Full extraction of shapes, groups, arrows, callouts, and positions
Chart metadata: series, values, labels, axis titles, ranges
Automatic detection of “visual tables” from borders and density
Maximum fidelity when Excel is available; functional fallback when not
Optimized output modes (light / standard / verbose) for RAG usage
Multiple export formats: JSON, YAML, TOON

Why ExStruct?¶

✔ Excel is one of the largest “semantic black boxes” in enterprise systems¶

Business-critical documents are frequently Excel-based:
inspection checklists
QC diagrams and cause–effect charts
SOP manuals
analysis sheets
reports with charts
specification documents with annotations

These files combine text + layout + shapes + charts, forming a rich structure that typical parsers cannot represent.

For RAG and AI systems, this missing structure becomes a major bottleneck.

What ExStruct Provides¶

1. A structured, LLM-friendly JSON representation¶

ExStruct outputs a unified structure containing:

cells, rows, and sheets
shapes, arrows, and SmartArt nodes (nested)
chart series and metadata
automatically detected table candidates
layout geometry (positions, sizes)

LLMs can reason over this representation far more effectively than raw text.

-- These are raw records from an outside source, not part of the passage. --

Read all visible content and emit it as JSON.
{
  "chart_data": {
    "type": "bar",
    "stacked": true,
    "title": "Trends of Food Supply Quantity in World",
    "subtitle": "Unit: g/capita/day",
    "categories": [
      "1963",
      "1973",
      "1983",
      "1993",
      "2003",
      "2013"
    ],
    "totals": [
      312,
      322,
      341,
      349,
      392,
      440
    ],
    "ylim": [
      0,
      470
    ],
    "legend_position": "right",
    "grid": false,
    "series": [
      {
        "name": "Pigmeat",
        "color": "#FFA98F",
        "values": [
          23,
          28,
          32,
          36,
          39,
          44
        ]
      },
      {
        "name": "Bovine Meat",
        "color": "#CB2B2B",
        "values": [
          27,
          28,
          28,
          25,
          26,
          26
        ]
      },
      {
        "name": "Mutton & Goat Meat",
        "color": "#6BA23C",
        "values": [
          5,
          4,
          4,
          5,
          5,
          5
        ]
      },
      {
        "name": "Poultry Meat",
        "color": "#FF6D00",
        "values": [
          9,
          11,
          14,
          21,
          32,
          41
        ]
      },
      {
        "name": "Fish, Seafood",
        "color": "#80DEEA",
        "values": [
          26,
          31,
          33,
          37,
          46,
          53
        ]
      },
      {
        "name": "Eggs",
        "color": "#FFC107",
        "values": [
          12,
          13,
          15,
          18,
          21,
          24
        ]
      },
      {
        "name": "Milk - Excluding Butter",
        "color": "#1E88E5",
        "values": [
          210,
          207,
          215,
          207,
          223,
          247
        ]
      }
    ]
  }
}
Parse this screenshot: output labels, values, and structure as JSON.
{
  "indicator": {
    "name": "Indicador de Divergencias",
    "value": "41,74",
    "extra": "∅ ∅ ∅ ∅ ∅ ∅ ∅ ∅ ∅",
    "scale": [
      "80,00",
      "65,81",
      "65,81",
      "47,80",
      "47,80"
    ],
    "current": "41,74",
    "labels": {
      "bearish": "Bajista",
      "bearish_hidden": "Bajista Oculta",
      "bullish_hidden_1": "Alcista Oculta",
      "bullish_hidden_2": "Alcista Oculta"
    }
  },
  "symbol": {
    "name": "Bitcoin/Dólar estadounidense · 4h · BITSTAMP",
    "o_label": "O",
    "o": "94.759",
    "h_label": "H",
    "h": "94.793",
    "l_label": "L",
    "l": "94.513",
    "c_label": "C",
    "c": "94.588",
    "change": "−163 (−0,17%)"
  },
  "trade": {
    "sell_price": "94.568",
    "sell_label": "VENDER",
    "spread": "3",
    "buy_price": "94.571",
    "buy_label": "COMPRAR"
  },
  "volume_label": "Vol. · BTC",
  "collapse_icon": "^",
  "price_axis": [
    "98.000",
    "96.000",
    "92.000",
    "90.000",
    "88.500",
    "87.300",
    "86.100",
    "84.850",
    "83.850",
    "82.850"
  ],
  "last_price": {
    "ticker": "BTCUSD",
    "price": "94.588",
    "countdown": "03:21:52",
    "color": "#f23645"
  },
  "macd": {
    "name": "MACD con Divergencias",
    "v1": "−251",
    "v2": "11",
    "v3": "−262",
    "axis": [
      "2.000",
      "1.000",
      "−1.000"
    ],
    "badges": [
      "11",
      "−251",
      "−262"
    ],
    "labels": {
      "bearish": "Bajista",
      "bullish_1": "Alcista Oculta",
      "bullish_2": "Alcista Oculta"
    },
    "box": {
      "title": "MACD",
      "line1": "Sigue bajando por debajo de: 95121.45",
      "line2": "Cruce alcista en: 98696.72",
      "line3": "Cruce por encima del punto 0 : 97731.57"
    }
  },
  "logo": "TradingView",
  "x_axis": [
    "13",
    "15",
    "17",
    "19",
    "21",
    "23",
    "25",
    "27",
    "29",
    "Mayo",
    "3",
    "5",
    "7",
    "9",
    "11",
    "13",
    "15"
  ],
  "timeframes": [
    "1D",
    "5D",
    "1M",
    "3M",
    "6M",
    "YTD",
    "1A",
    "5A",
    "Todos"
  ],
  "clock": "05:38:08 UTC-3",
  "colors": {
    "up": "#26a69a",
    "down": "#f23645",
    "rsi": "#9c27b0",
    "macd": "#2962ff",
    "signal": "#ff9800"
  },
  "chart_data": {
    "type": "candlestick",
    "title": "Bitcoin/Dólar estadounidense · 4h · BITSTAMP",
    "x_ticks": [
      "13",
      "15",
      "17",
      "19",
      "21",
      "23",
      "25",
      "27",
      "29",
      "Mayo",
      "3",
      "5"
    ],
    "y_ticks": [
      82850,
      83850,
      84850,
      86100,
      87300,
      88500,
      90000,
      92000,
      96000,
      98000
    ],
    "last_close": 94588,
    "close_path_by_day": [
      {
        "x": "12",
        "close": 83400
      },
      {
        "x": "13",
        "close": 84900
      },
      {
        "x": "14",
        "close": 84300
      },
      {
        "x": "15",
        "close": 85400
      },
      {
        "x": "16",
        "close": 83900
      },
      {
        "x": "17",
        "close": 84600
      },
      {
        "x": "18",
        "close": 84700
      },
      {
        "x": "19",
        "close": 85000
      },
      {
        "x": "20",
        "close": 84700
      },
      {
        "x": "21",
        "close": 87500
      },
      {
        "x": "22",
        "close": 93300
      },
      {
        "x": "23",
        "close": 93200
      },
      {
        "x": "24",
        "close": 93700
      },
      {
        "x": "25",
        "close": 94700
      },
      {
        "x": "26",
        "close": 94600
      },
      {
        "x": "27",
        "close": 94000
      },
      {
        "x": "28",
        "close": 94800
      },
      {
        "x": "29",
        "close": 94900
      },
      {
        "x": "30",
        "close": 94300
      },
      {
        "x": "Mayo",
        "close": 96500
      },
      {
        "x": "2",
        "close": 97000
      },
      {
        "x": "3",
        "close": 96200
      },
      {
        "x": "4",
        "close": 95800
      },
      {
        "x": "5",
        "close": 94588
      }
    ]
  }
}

2. A programmatically analyzable view of Excel documents¶

By converting layout and object information to JSON, ExStruct unlocks new workflows:

load tables into pandas
reconstruct diagrams or charts outside Excel
build searchable document repositories
display Excel content in web UIs
convert Excel documents to Markdown or other formats

3. A ready-to-use foundation for RAG systems and document automation¶

Once extracted, the workflow becomes:

Excel → ExStruct → JSON → Vector DB → RAG → Answer Generation

Previously, teams needed to build custom extraction logic for each document type. ExStruct provides a general solution that handles both standard Excel features and complex layouts.

Use Cases¶

✔ RAG for Excel manuals¶

LLMs can reference both text and shape-based information (flows, diagrams, callouts).

✔ Automated extraction of inspection/operation checklists¶

Visual tables become machine-readable through ExStruct’s detection logic.

✔ Structural extraction of QC diagrams / fishbone charts¶

Positions + text allow downstream tools or AI to reconstruct the logic.

✔ Displaying Excel files in web applications¶

JSON-based layout makes frontend rendering feasible without Excel.

✔ Automated reporting and analytics¶

Chart series can be re-plotted or transformed into dashboards.

Summary¶

ExStruct is built to:

reveal the hidden structural elements in Excel files
expose them through a consistent JSON representation
enable AI and automation systems to understand Excel documents qualitatively
support both maximum-fidelity (Excel-installed) and fallback (pure Python) extraction
facilitate RAG pipelines, document analysis, and enterprise automation

It is not just an Excel parser— it is a semantic extraction engine for the most commonly used business document format in the world.